Nous y parviendrons par étape. L’OCDE a ouvert la voie avec ses travaux sur la croissance inclusive et la mesure du bien-
être appliqué aux entreprises. La coalition Business for Inclusive Growth (B4IG) travaille en partenariat avec l’OCDE et plusieurs équipes universitaires sur la mesure de l’impact social des entreprises. De plus en plus d’entreprises se dotent d’une expertise sur le sujet. Une méthodologie de mesure et de valorisation de l’impact commence à émerger grâce aux travaux les plus avancés.

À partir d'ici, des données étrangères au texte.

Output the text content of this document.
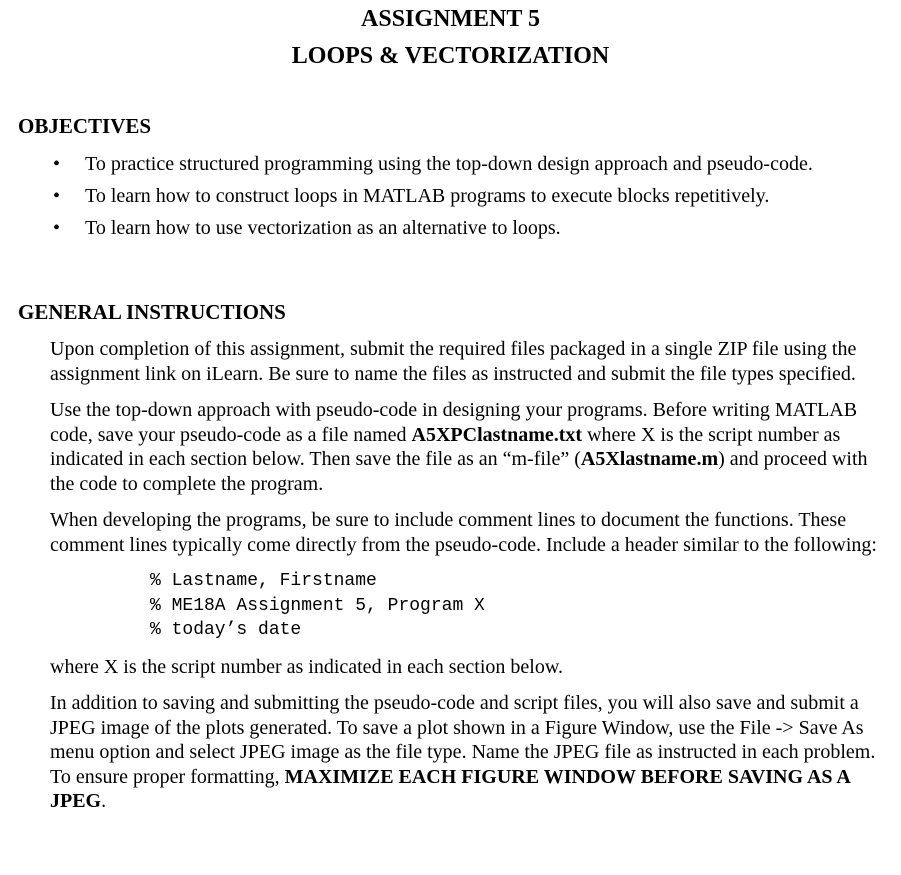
ASSIGNMENT 5
LOOPS & VECTORIZATION
OBJECTIVES
• To practice structured programming using the top-down design approach and pseudo-code.
• To learn how to construct loops in MATLAB programs to execute blocks repetitively.
• To learn how to use vectorization as an alternative to loops.
GENERAL INSTRUCTIONS

Upon completion of this assignment, submit the required files packaged in a single ZIP file using the assignment link on iLearn. Be sure to name the files as instructed and submit the file types specified.

Use the top-down approach with pseudo-code in designing your programs. Before writing MATLAB code, save your pseudo-code as a file named A5XPClastname.txt where X is the script number as indicated in each section below. Then save the file as an “m-file” (A5Xlastname.m) and proceed with the code to complete the program.

When developing the programs, be sure to include comment lines to document the functions. These comment lines typically come directly from the pseudo-code. Include a header similar to the following:

% Lastname, Firstname
% ME18A Assignment 5, Program X
% today’s date

where X is the script number as indicated in each section below.

In addition to saving and submitting the pseudo-code and script files, you will also save and submit a JPEG image of the plots generated. To save a plot shown in a Figure Window, use the File -> Save As menu option and select JPEG image as the file type. Name the JPEG file as instructed in each problem. To ensure proper formatting, MAXIMIZE EACH FIGURE WINDOW BEFORE SAVING AS A JPEG.
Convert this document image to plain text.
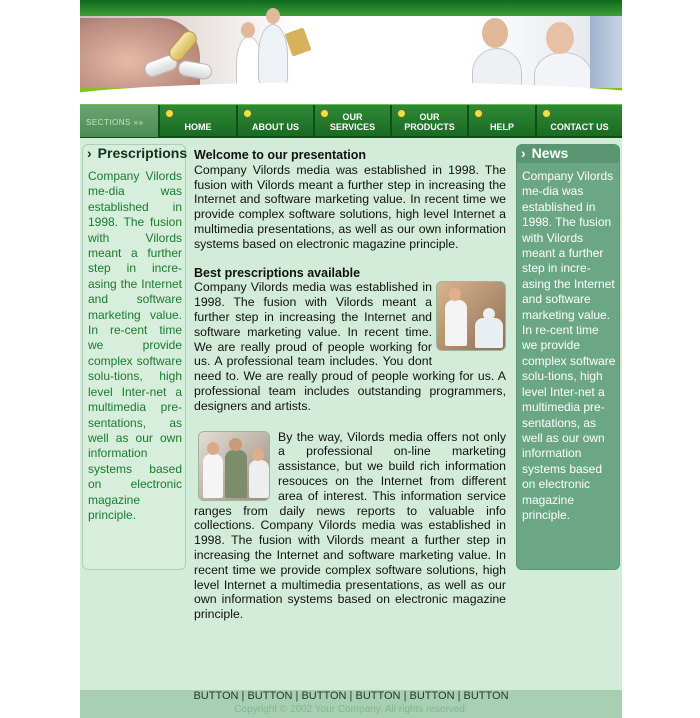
SECTIONS »»	HOME	ABOUT US

OUR
SERVICES

OUR
PRODUCTS	HELP	CONTACT US
› Prescriptions
Company Vilords me-dia was established in 1998. The fusion with Vilords meant a further step in incre-asing the Internet and software marketing value. In re-cent time we provide complex software solu-tions, high level Inter-net a multimedia pre-sentations, as well as our own information systems based on electronic magazine principle.
› News
Company Vilords me-dia was established in 1998. The fusion with Vilords meant a further step in incre-asing the Internet and software marketing value. In re-cent time we provide complex software solu-tions, high level Inter-net a multimedia pre-sentations, as well as our own information systems based on electronic magazine principle.
Welcome to our presentation
Company Vilords media was established in 1998. The fusion with Vilords meant a further step in increasing the Internet and software marketing value. In recent time we provide complex software solutions, high level Internet a multimedia presentations, as well as our own information systems based on electronic magazine principle.
Best prescriptions available
Company Vilords media was established in 1998. The fusion with Vilords meant a further step in increasing the Internet and software marketing value. In recent time. We are really proud of people working for us. A professional team includes. You dont need to. We are really proud of people working for us. A professional team includes outstanding programmers, designers and artists.
By the way, Vilords media offers not only a professional on-line marketing assistance, but we build rich information resouces on the Internet from different area of interest. This information service ranges from daily news reports to valuable info collections. Company Vilords media was established in 1998. The fusion with Vilords meant a further step in increasing the Internet and software marketing value. In recent time we provide complex software solutions, high level Internet a multimedia presentations, as well as our own information systems based on electronic magazine principle.
BUTTON | BUTTON | BUTTON | BUTTON | BUTTON | BUTTON
Copyright © 2002 Your Company, All rights reserved.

Parviendra-t-on à une mesure fidèle de la réalité ? Non. Mais qu’est-ce qu’une vérité comptable ? La comptabilité financière est l’application de principes qui peuvent varier dans le temps (les normes comptables ne sont pas immuables) et dans l’espace (les normes américaines ne sont pas exactement les mêmes que les normes européennes). Il en sera de même pour la comptabilité d’impact. Le tout est de lancer le mouvement, avec l’objectif d’aboutir rapidement à une méthodologie harmonisée couvrant les questions clés. Pour cela, entreprises et gouvernements doivent avancer ensemble, dès maintenant.